Subject to certain exemptions, the Proposed Rules require advisers to create and retain records of certain fund transmittals in excess of $3,000, as well as any extensions of credit and cross-border transfers of currency, monetary instruments, checks, investment securities and credit. Information concerning such transmissions must “travel” to the next financial institution.
The Proposed Rules also require advisers to maintain for five years records of the AML program, SAR and CTR filings and fund transmittals. Advisers are required to respond to information requests from U.S. law enforcement and identify dealings with any person about whom the information is sought.
An adviser’s AML program will need to accommodate these rules and provide training for appropriate personnel in order to meet the requirements in the Proposed Rules.
No CIP Requirements … Yet
Noticeably absent from the Proposed Rules is a requirement that advisers implement a Client Identification Program (CIP), such as those required of other “financial institutions.” A CIP requirement would necessitate verification of the identity of clients and the beneficial owners of clients/investors that are legal entities. Most advisers require new clients or fund investors to provide such information, and typically demand evidence of the identity of the client and the source of the funds. Needless to say, the application of a CIP requirement may require more extensive measures in verifying the provided identity especially if the risk factors associated with the advisory service, the investment or the client are higher. If a CIP is required, advisers may elect to hire a third-party vender to provide the verification services.
FinCEN states in the Proposed Rules notice that they are seeking comments on whether such a CIP requirement should be adopted for investment advisers. We will continue to monitor FinCEN’s actions and statements on this point as comments are received.
Duplication and Delegation
FinCEN notes that many advisers are either affiliated or work in tandem with other financial institutions subject to the BSA and the AML rules.

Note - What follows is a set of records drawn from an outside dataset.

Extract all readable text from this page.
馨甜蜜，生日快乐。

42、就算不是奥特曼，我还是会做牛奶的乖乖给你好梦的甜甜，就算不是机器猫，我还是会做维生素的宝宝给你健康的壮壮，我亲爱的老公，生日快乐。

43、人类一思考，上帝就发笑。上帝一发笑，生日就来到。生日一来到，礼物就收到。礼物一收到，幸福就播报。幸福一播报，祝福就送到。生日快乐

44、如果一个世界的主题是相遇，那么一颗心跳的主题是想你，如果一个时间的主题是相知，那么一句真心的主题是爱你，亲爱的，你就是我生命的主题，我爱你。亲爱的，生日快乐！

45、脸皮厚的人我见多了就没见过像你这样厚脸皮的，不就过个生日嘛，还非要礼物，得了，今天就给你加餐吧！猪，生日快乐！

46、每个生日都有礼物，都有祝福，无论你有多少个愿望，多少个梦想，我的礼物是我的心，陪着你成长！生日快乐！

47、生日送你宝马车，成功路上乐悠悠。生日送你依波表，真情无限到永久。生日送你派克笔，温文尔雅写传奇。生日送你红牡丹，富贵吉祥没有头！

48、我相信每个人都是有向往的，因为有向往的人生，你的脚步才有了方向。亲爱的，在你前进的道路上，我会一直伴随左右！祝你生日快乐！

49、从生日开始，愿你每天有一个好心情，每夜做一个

If an adviser is dually registered as an investment adviser and broker-dealer, the entity can have a single AML program, provided that the program addresses all the services provided by and the risks inherent to both the advisory business and the broker-dealer.
An adviser may delegate contractually the implementation and operation of certain aspects of its AML program to another financial institution, provided that, as with a third-party service provider, the adviser remains ultimately responsible for the efficacy of the program with respect to the AML risks of its business.
FinCEN intends to delegate authority to the SEC to examine registered investment advisers to ensure compliance with the Proposed Rules and the requirements under the BSA.
Most investment advisers, both registered and unregistered, already have AML programs in place designed to identify clients and protect the adviser from being used for money laundering or terrorist financing. As FinCEN has suggested, adapting existing AML programs to accommodate new requirements under the BSA should prove easier than establishing a program from scratch. However, few advisers have historically contemplated SARs and CTR filings since those requirements did not apply. Investment advisers should begin to consider how their current AML programs can be revised to accommodate this new and fairly significant requirement imposed by FinCEN.